Re: [PATCH v3] net: mvneta: re-enable percpu interrupt on resume
From: Maxime Chevallier
Date: Thu Jun 18 2026 - 11:36:38 EST
Hi,
On 6/18/26 17:04, Sebastian Andrzej Siewior wrote:
> On 2026-06-18 21:56:12 [+0800], Zhou, Yun wrote:
>>
>>> But if the thread is idle then you have one enable too many, don't you?
>>> Well you have the NAPI callback which does disable on the local CPU and
>>> this resume which enables it on every CPU. So this does not look right.
>>>
>>
>> The enable in resume is intentionally unconditional and idempotent
>> (writing MPIC_INT_CLEAR_MASK on an already unmasked IRQ is a no-op).
>>
>>> The interesting question is what happens to the enable_percpu_irq() from
>>> the mvneta_poll(). Is it lost? And if so, how/ why?
>>>
>>
>> The enable_percpu_irq() from mvneta_poll is not "lost" — it never
>> gets a chance to execute. The sequence is:
>>
>> 1. mvneta_percpu_isr: disable_percpu_irq() + napi_schedule()
>> 2. PM freezes kthreads (on PREEMPT_RT, softirq runs in kthread)
>
> But napi_schedule() runs in ksoftird, doesn't it? The per-CPU IRQs are
> not threaded. That does not look optimal.
>
>> 3. NAPI poll cannot run → enable_percpu_irq() is never called
>> 4. mvneta_stop_dev → napi_disable(): cancels the scheduled poll
>> but does NOT execute the completion path (no enable_percpu_irq)
>
> napi_schedule() sets NAPIF_STATE_SCHED.
> napi_disable() sets NAPI_STATE_DISABLE and waits until NAPIF_STATE_SCHED
> is cleared. So if NAPIF_STATE_SCHED was set then enable_percpu_irq()
> will be invoked unless it leaves somewhere early.
> However, if DISABLED was already set then it disables the IRQ source but
> does not schedule NAPI. This is probably what happens.
>
>> 5. Resume → napi_enable(): resets NAPI state but MPIC stays masked
>>
>> The unconditional enable in resume covers this case. When NAPI was
>> idle at suspend time, the extra enable is harmless.
>
> There is no desc::depth counting here, that got me confused. But that
> per-CPU irq is not optimal. Is this a SoC limitation or a design choice?

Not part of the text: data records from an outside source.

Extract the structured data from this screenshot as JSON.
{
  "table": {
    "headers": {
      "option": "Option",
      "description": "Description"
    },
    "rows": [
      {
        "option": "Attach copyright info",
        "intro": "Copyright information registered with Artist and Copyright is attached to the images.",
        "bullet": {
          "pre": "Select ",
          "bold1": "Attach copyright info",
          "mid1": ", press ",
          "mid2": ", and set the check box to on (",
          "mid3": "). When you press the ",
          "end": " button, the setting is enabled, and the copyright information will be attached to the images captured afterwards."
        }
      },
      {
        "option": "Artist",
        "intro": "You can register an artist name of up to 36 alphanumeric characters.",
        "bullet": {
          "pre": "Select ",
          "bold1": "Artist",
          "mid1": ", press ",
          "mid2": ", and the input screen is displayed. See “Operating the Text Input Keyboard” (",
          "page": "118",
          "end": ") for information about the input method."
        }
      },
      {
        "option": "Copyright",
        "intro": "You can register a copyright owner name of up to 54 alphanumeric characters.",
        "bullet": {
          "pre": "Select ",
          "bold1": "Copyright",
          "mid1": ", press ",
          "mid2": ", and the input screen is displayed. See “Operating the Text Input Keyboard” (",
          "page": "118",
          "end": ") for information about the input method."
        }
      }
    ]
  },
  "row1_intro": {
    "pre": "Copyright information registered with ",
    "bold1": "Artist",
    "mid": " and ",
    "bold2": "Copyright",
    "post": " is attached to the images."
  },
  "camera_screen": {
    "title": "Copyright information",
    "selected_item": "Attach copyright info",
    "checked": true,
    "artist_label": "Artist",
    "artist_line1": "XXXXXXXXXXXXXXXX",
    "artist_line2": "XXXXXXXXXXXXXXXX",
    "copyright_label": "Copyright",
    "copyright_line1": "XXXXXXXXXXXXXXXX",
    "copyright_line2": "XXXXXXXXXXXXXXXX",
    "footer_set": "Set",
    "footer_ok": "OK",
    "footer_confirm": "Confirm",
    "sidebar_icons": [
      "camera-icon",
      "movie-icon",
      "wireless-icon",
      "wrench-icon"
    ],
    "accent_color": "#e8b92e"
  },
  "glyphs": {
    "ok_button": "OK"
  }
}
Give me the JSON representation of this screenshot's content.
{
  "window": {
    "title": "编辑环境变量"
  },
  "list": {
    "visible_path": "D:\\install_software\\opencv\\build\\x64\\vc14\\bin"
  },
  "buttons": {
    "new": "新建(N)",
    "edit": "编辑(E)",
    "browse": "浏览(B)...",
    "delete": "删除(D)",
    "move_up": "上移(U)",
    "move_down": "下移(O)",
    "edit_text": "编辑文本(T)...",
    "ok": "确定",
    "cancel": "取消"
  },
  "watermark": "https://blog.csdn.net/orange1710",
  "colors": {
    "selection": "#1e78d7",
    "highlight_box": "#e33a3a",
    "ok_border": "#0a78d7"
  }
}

I _think_ that on mvneta, the mapping is done by assigning queues to CPUs
directly, and then you have per-cpu register banks to handle the interrupts :
https://elixir.bootlin.com/linux/v7.1/source/drivers/net/ethernet/marvell/mvneta.c#L138
This seems to be confirmed by some comments here [1] :
static void mvneta_percpu_mask_interrupt(void *arg)
{
struct mvneta_port *pp = arg;
/* All the queue are masked, but actually only the ones
* mapped to this CPU will be masked
*/
mvreg_write(pp, MVNETA_INTR_NEW_MASK, 0);
mvreg_write(pp, MVNETA_INTR_OLD_MASK, 0);
mvreg_write(pp, MVNETA_INTR_MISC_MASK, 0);
}
These registers will control different queue's interrupt behaviour depending
on which CPU executes that code...
[1] : https://elixir.bootlin.com/linux/v7.1/source/drivers/net/ethernet/marvell/mvneta.c#L1441
This may be why the design ended-up that way. I'm not saying this is ideal
though :)
The percpu interrupt mechanism isn't used on armada 3700 (hence all the special
conditions) because IIRC the interrupt routing is flawed for the network part, and
all interrupts end-up on CPU0 anyways...
Maxime